Hotels aren’t only offering experiences outside their walls. They are offering in-hotel activities like cooking classes, golf tournaments, wine tastings and more to draw in guests who are not content to pay only for a place to sleep.
The Travelling Businessperson
With an abundance of businesses expanding across the world, more employees are required to travel for work. On top of that, employees are increasingly being encouraged to work remotely – driving up the number of hotel visits even more each year. In 2018, over 471 million people traveled for business in the United States, and the number is only expected to increase in coming years. With this exceptionally large number of people traveling, hotels are upgrading, updating, and increasing what they offer to their business travelers.
For the frequent business traveler, a hotel that understands and caters to their needs is crucial. Aside from their growing technology needs, they expect a place to effectively conduct their business, whether it be an updated lounge with spaces for collaboration, a phone room for taking confidential calls or even a convenient and classy restaurant to entertain clients at. Business travelers also appreciate the ability to keep some sort of routine while on the road, including their fitness routine and want for familiarity. Travelers have come to expect the familiar brands they enjoy at home to be offered at the place they have chosen to stay, rather than having to settle for off-brand hotel options.

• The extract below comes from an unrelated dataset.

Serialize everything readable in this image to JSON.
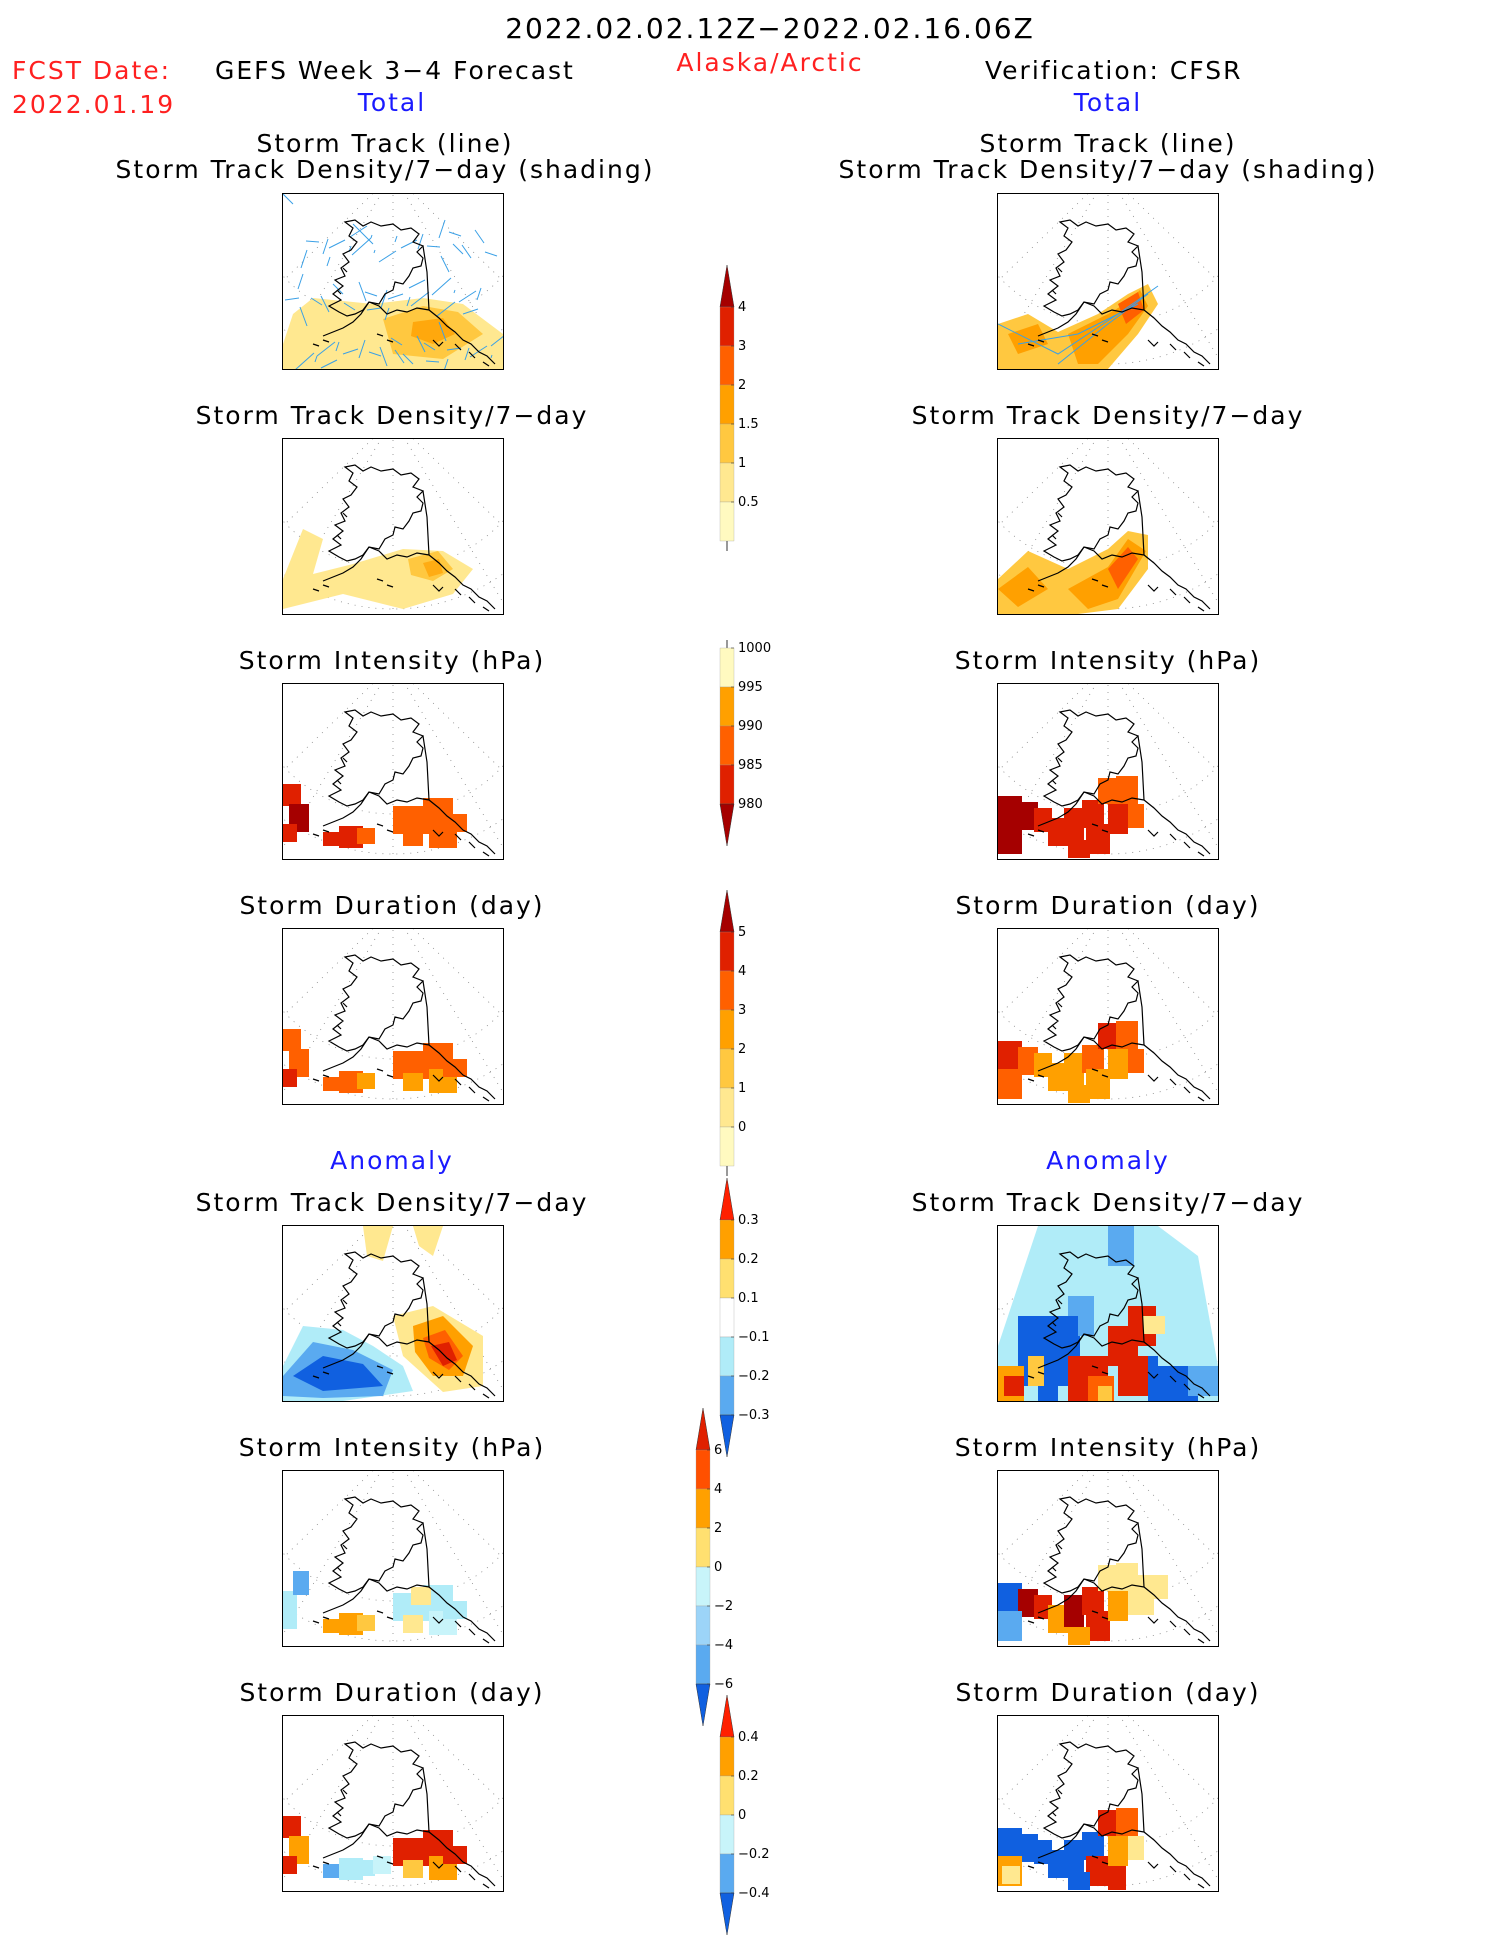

Hotels are listening to these needs and creating new, world-class business centers for their guests. They are increasing their partnerships, offering familiar brands such as Starbucks in their lobbies. Additionally, hotels that have gyms are upgrading them with state-of-the-art machinery and moving them from the dark basement to places with better scenery. The many facilities that can’t fit a full gym on the premises are offering gym alternatives to help their guests stay fit while also see the city they are in, setting up yoga in the park, meditation spaces in the city, and daily passes to gyms and fitness classes. With business travelers being a core component of hotels’ repeat business, it is crucial that they make expected updates or risk losing customers to their rivals.
Changes Are Here
Consumer expectations are constantly changing, and don’t look like they will stop anytime soon. As competition increases and the industry continues to evolve, hotels must stay abreast of the wants and needs of potential guests in order to retain past customers and draw in old ones. Hotels who stick with the status quo are bound to fall behind and risk becoming out of touch and therefore irrelevant.